Edd: "Not quite, Ed. This is an official Safety Club de-icer machine. Using the salt off of discarded cafeteria pretzels, we can render treacherous icy footpaths safe."
[Edd uses the machine, and it almost magically clears away the snow covering a path.]
Ed: "Salt is like magic!"
Edd: [giving the machine to Eddy] "Now I'm sure I can trust you and Ed to only spread salt on the icy footpaths, yes?"
Eddy: "Yeah yeah. No more fooling around! Right, Ed?"
[Ed, who has the nozzle stuck on his head, gives a thumbs-up before being led away by a snickering Eddy.]

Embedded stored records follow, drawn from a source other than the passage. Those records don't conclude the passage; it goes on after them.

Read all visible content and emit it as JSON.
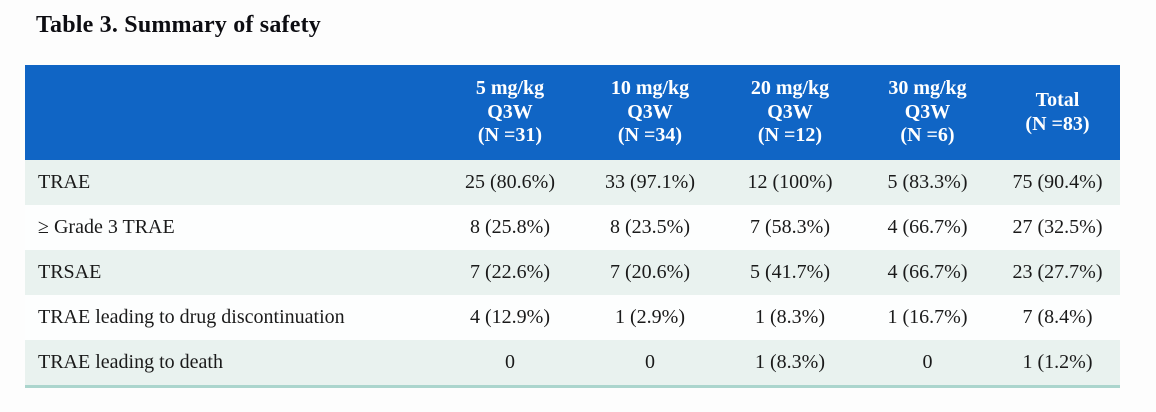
{
  "title": "Table 3. Summary of safety",
  "table": {
    "headers": [
      "5 mg/kg\nQ3W\n(N =31)",
      "10 mg/kg\nQ3W\n(N =34)",
      "20 mg/kg\nQ3W\n(N =12)",
      "30 mg/kg\nQ3W\n(N =6)",
      "Total\n(N =83)"
    ],
    "rows": [
      {
        "label": "TRAE",
        "values": [
          "25 (80.6%)",
          "33 (97.1%)",
          "12 (100%)",
          "5 (83.3%)",
          "75 (90.4%)"
        ]
      },
      {
        "label": "≥ Grade 3 TRAE",
        "values": [
          "8 (25.8%)",
          "8 (23.5%)",
          "7 (58.3%)",
          "4 (66.7%)",
          "27 (32.5%)"
        ]
      },
      {
        "label": "TRSAE",
        "values": [
          "7 (22.6%)",
          "7 (20.6%)",
          "5 (41.7%)",
          "4 (66.7%)",
          "23 (27.7%)"
        ]
      },
      {
        "label": "TRAE leading to drug discontinuation",
        "values": [
          "4 (12.9%)",
          "1 (2.9%)",
          "1 (8.3%)",
          "1 (16.7%)",
          "7 (8.4%)"
        ]
      },
      {
        "label": "TRAE leading to death",
        "values": [
          "0",
          "0",
          "1 (8.3%)",
          "0",
          "1 (1.2%)"
        ]
      }
    ]
  },
  "colors": {
    "header_bg": "#1065C5",
    "header_text": "#FFFFFF",
    "stripe_row_bg": "#E9F2EF",
    "plain_row_bg": "#FDFEFE",
    "bottom_border": "#ABD5CD",
    "body_text": "#1A1A1A"
  }
}
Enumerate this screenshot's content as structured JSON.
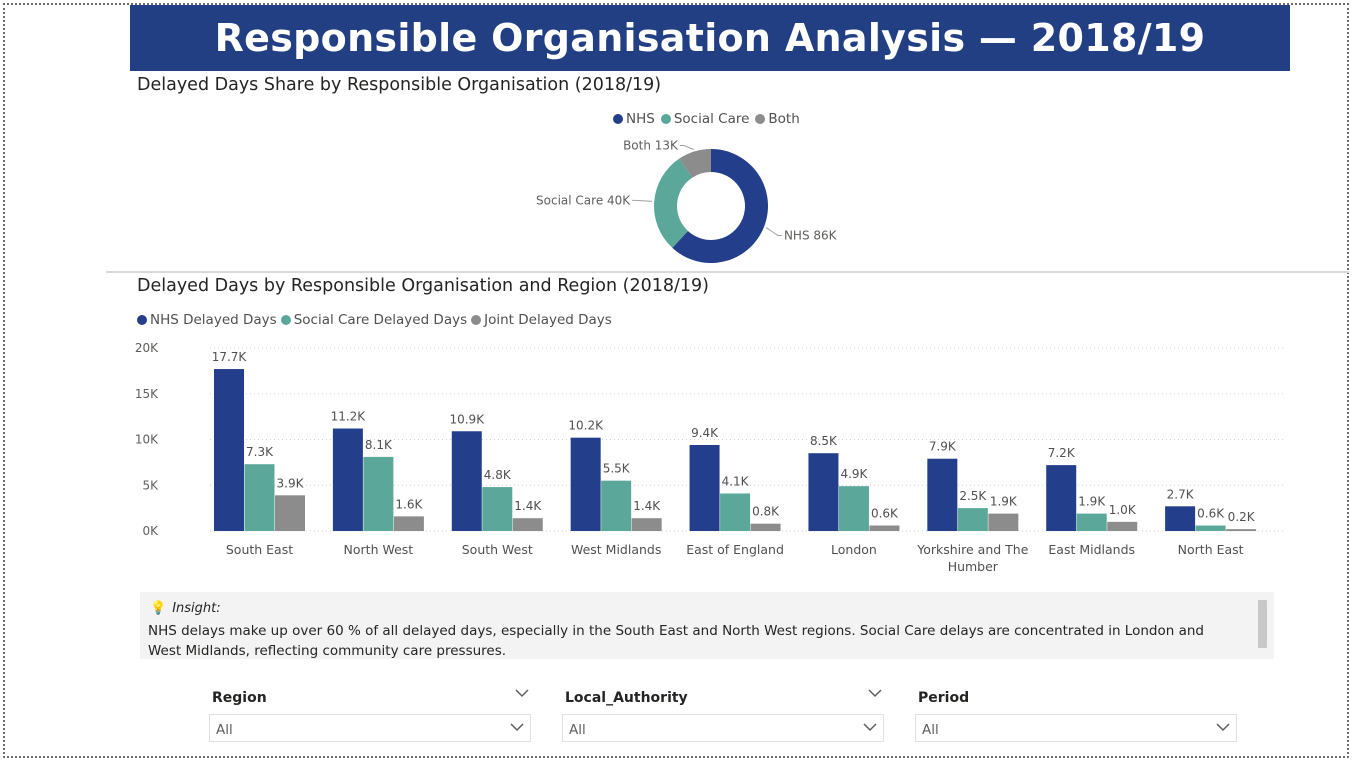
{
  "report_title": "Responsible Organisation Analysis — 2018/19",
  "donut": {
    "title": "Delayed Days Share by Responsible Organisation (2018/19)",
    "legend": [
      {
        "name": "NHS",
        "color": "#233f8b"
      },
      {
        "name": "Social Care",
        "color": "#5ba89a"
      },
      {
        "name": "Both",
        "color": "#8c8c8c"
      }
    ],
    "labels": [
      "NHS 86K",
      "Social Care 40K",
      "Both 13K"
    ]
  },
  "bar": {
    "title": "Delayed Days by Responsible Organisation and Region (2018/19)",
    "legend": [
      "NHS Delayed Days",
      "Social Care Delayed Days",
      "Joint Delayed Days"
    ],
    "y_ticks": [
      "20K",
      "15K",
      "10K",
      "5K",
      "0K"
    ]
  },
  "chart_data": [
    {
      "type": "pie",
      "title": "Delayed Days Share by Responsible Organisation (2018/19)",
      "categories": [
        "NHS",
        "Social Care",
        "Both"
      ],
      "values": [
        86000,
        40000,
        13000
      ],
      "data_labels": [
        "NHS 86K",
        "Social Care 40K",
        "Both 13K"
      ],
      "colors": [
        "#233f8b",
        "#5ba89a",
        "#8c8c8c"
      ],
      "donut": true,
      "legend_position": "top-center"
    },
    {
      "type": "bar",
      "title": "Delayed Days by Responsible Organisation and Region (2018/19)",
      "categories": [
        "South East",
        "North West",
        "South West",
        "West Midlands",
        "East of England",
        "London",
        "Yorkshire and The Humber",
        "East Midlands",
        "North East"
      ],
      "series": [
        {
          "name": "NHS Delayed Days",
          "color": "#233f8b",
          "values": [
            17700,
            11200,
            10900,
            10200,
            9400,
            8500,
            7900,
            7200,
            2700
          ],
          "labels": [
            "17.7K",
            "11.2K",
            "10.9K",
            "10.2K",
            "9.4K",
            "8.5K",
            "7.9K",
            "7.2K",
            "2.7K"
          ]
        },
        {
          "name": "Social Care Delayed Days",
          "color": "#5ba89a",
          "values": [
            7300,
            8100,
            4800,
            5500,
            4100,
            4900,
            2500,
            1900,
            600
          ],
          "labels": [
            "7.3K",
            "8.1K",
            "4.8K",
            "5.5K",
            "4.1K",
            "4.9K",
            "2.5K",
            "1.9K",
            "0.6K"
          ]
        },
        {
          "name": "Joint Delayed Days",
          "color": "#8c8c8c",
          "values": [
            3900,
            1600,
            1400,
            1400,
            800,
            600,
            1900,
            1000,
            200
          ],
          "labels": [
            "3.9K",
            "1.6K",
            "1.4K",
            "1.4K",
            "0.8K",
            "0.6K",
            "1.9K",
            "1.0K",
            "0.2K"
          ]
        }
      ],
      "ylim": [
        0,
        20000
      ],
      "y_tick_labels": [
        "0K",
        "5K",
        "10K",
        "15K",
        "20K"
      ],
      "grid": true,
      "legend_position": "top-left"
    }
  ],
  "insight": {
    "label": "Insight:",
    "text": "NHS delays make up over 60 % of all delayed days, especially in the South East and North West regions. Social Care delays are concentrated in London and West Midlands, reflecting community care pressures."
  },
  "slicers": [
    {
      "header": "Region",
      "value": "All"
    },
    {
      "header": "Local_Authority",
      "value": "All"
    },
    {
      "header": "Period",
      "value": "All"
    }
  ]
}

[Jimmy screws a cork onto a sharp, dangling icicle.]
Edd: "Excellent technique, Jimmy! But the Safety Club guidebook specifies a counterclockwise turn."
Jimmy: "Clearly a misprint, as a clockwise turn is by far superior."
[A red snow cone hits him in the face. The cone is followed by two more. Eddy is using the de-icer to sell snow cones.]
Eddy: "Who's up for a blast of Eddy's Snow Cone Cannon? Pick a flavor. Shivers up your back. All for one measly quarter!"
[A cone lands behind Nazz. She and Sarah are dueling with icicles.]
Ed: "Order up, Eddy!" [He dumps in a new load of snow.]
Edd: "You turned school-sanctioned equipment…into a flimflam? I put my trust in you two!"
Eddy: "What's winter without a snow job, eh, Sockhead? Get it?! Snow? Job?" [Edd cracks a smile.]
Edd: "Yes, well...that was clever. A snow job–" [Jimmy grabs him.]
Jimmy: "Enough! Enough I say! This club is a farce! I was a fool to believe you three bores could enforce safety in the schoolyard! I know what this school needs protection from, and my club will succeed where this peanut gallery failed!"
Ed: [dancing excitedly] "Yum! Peanuts! Yum!"
[As Ed dances, Edd sighs in defeat.]
[The Eds are trapped in an overturned dumpster. The open top is sealed with bars of ice. Ed licks the bars.]
Eddy: "Faster, Ed! Lick it! Lick it! I gotta go to the bathroom!"
[The school bell rings, and Kevin exits, laughing at the Eds.]
Kevin: "It's Dorks on Ice! Right on."
Rolf: "Yes, Rolf finally feels safe enough to appear in this episode."
Jimmy: [in a pink-and-white suit] "The Owie-Go-Kapowie Club's first task is a success." [putting a helmet on Nazz] "These complimentary helmets will keep your hair safe from the frizzy flyaway effects of the winter snow."
Kevin: "I'm outta here!" [He and Rolf take off before Jimmy can put helmets on them.]
Jimmy: "Oh poo."
Sarah: [also an Owie-Go-Kapowie member] "C'mon, Jimmy. Let's go get some cocoa at my house before anyone sees me in this thing."
Nazz: "I've had cocoa before!"
[They leave. Eddy begins to lick the bars. His tongue sticks to one of them.]
Edd: "Ironic, isn't it? Us being singled out as a liability."
Eddy: [realizing his tongue has frozen] "What the–?! My tongue's stuck to the stupid ice!!! And I gotta go to the bathroom!!!"
Ed: "Do not fear, Eddy! Hibachi Man is here! Right, Double D?"
Edd: "Yes! Release this tongue-troubled citizen with your blast-furnace breath, Hibachi Man!"
Eddy: "Hey! Wait a minute, Ed!"
[Ed exhales, blowing Eddy through the bars enclosing the Eds.]
Eddy: "Hey! I don't gotta go anymore!"